The amount of time physicians spend on paperwork and administrative tasks continues to increase, with nearly three quarters (71 percent) spending more than 10 hours per week on paperwork — an increase of 13 percentage points in one year.
“Although physicians put paperwork and long hours at the top of their list of professional challenges, we continue to see an abiding sentiment across all specialties that being a physician is rewarding, despite the issues,” says Medscape Chief Medical Director Michael Smith, M.D. “The majority of physicians feel fairly compensated, and even though about 40 percent might have chosen another specialty in hindsight, 77 percent are satisfied with their decision to become a doctor. It’s important to note the rewards come from making a difference and gratitude from patients. Money ranks lower on the list of genuine rewards.”

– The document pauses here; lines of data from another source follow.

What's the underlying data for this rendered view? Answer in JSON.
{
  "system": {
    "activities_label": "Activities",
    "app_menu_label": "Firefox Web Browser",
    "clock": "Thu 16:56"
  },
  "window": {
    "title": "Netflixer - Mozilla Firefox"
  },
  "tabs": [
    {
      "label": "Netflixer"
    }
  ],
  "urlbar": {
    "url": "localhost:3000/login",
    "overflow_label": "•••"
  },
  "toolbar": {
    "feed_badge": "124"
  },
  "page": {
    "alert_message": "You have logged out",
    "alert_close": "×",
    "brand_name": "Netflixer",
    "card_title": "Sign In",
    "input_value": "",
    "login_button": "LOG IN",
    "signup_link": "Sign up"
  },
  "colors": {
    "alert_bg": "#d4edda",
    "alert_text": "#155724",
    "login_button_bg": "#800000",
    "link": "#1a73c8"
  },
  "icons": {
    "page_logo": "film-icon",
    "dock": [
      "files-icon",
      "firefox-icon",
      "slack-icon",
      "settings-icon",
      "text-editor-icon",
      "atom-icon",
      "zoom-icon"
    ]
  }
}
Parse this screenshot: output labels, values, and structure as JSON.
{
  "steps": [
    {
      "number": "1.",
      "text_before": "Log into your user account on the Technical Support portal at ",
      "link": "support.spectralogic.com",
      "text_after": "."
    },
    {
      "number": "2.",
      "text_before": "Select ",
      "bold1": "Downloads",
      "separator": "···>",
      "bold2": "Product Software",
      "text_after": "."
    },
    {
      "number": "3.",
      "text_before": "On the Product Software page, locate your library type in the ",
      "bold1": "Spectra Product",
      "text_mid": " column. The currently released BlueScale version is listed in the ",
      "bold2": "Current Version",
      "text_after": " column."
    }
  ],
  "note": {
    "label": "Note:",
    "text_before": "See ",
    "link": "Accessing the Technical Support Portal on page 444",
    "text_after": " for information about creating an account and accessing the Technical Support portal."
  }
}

Additional Report Highlights
Gender Disparities Remain in Primary Care and Specialties
Male primary care doctors earned almost 18 percent more than female primary care doctors, and men in specialties earned 36 percent more than women this year versus 31 percent last year. Male primary care physicians’ compensation averaged $239,000 versus $203,000 for women, and males in specialties earned an average $358,000 versus $263,000 for women.
Race/Ethnicity and Physician Income
Racial disparities in compensation remained unchanged, with African-American/black physicians earning an average $50,000 less per year than white physicians ($308,000 for white physicians versus $258,000 for black physicians). African-American/black women made nearly $100,000 less than male African-American physicians ($322,000 for men versus $225,000 for African American/black women). Asian-American physicians earned an average $293,000 per year and Hispanic/Latino physicians earned an average $278,000.
Location Makes a Difference
Less populated states continue to be more lucrative than more densely populated regions, with physicians in the North Central region earning the highest, at $319,000, and the Northeast the lowest, at $275,000. The states with the highest average physician salaries are Indiana, Oklahoma and Connecticut; New Mexico, Maryland and Washington DC rank lowest. The number of physicians in a region, percent of insured patients and the overall concentration of specialists play a role in regional compensation differences.